Dewan made his First-Class Debut for Haryana in the first match of the Ranji Trophy competition of 2008–09. Dewan scored 12 runs in the first innings of the game and 66 runs in the second innings, the highest score of Haryana second innings. In only his third Ranji Trophy game he scored his first century (254* vs Kerala) in first-class cricket.

Some of his other marathon efforts on the cricket field include Scoring 144 n.o. and carrying the bat through against England test team in a tour game on their tour to India in Nov 2012.
Scoring 273 vs Orissa, the Highest Individual Score of Ranji Trophy season 2013–14.

He has been a consistent performer for Haryana and North Zone in first-class cricket. He has been a member of the Deodhar Trophy winning North Zone team twice in 2009-10 and 2010–11.

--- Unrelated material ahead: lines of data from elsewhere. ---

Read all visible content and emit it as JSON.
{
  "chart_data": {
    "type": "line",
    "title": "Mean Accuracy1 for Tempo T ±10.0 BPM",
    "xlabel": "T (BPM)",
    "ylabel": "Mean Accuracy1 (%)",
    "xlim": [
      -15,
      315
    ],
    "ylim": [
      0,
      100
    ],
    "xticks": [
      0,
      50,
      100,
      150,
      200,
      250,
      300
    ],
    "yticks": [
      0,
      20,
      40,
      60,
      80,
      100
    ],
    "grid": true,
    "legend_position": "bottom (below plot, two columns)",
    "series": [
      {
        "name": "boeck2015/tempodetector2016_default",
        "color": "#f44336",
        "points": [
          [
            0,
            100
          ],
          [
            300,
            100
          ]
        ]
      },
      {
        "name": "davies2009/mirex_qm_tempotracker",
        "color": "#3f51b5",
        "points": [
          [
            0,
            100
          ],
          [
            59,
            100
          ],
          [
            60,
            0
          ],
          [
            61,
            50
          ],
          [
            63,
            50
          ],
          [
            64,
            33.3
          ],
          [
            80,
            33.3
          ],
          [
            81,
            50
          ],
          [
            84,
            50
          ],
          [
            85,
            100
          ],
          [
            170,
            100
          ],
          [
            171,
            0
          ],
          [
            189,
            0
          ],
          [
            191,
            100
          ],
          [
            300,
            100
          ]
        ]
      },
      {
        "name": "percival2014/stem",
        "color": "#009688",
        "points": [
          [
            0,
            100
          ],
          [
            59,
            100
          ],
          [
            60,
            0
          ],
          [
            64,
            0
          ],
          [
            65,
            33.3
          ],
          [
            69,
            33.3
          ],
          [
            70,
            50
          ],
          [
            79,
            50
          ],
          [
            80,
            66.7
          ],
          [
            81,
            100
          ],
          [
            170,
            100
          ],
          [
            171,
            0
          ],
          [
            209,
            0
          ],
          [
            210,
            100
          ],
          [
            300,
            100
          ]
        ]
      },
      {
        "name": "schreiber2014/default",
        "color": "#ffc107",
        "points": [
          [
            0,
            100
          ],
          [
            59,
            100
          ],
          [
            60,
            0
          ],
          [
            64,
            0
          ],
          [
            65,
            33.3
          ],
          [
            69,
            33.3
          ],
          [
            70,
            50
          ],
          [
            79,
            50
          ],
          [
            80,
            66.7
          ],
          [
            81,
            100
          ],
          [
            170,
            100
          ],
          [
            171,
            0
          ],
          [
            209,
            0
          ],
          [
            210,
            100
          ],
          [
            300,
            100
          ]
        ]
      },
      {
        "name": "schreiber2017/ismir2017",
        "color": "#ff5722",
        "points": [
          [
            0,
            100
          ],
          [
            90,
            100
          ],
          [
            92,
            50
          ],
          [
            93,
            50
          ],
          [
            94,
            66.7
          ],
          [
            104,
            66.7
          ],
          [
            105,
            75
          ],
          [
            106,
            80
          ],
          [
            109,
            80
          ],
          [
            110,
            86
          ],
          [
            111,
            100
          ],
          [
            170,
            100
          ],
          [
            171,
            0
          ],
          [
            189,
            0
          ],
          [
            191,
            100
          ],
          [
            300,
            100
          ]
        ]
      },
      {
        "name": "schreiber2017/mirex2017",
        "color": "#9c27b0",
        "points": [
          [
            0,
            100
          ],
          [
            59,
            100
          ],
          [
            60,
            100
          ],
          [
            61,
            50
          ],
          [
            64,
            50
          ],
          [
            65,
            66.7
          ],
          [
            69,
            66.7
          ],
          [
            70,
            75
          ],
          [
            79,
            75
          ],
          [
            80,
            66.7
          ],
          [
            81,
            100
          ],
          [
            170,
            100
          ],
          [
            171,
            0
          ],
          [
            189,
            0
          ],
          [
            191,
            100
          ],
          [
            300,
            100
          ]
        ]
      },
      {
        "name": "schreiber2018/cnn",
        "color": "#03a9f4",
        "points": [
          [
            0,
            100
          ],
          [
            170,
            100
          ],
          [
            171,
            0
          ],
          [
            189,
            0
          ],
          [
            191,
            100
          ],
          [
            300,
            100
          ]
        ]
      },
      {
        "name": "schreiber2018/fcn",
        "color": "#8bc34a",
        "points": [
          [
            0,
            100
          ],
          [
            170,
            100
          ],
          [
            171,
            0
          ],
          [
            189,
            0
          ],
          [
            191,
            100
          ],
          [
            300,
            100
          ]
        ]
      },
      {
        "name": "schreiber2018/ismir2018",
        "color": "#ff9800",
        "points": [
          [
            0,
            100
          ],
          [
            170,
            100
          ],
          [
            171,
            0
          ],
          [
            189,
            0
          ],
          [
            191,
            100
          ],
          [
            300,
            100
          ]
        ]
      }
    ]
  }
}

He has been the key factor in Haryana's growth from a struggling plate division team to a major force in the Elite league over the last few years. In the last 8 years since he broke into the Haryana squad, the team has managed to reach the semi-finals and quarter finals consistently across different formats.

Dewan has captained Haryana Ranji Trophy in many games from the 2010–11 season onwards.
His last 3 seasons have been scarred due to 2 shoulder surgeries on the same shoulder because of which he had to miss a lot of games, Still he has an impressive aggregate of more than 5000 runs in First class cricket across all formats.

Played ECB Premier Division Cricket in UK for Brooke cc in 2010 and in 2013 for Vauxhall Mallards cc.
Played Professional Cricket in Bangladesh in 2012.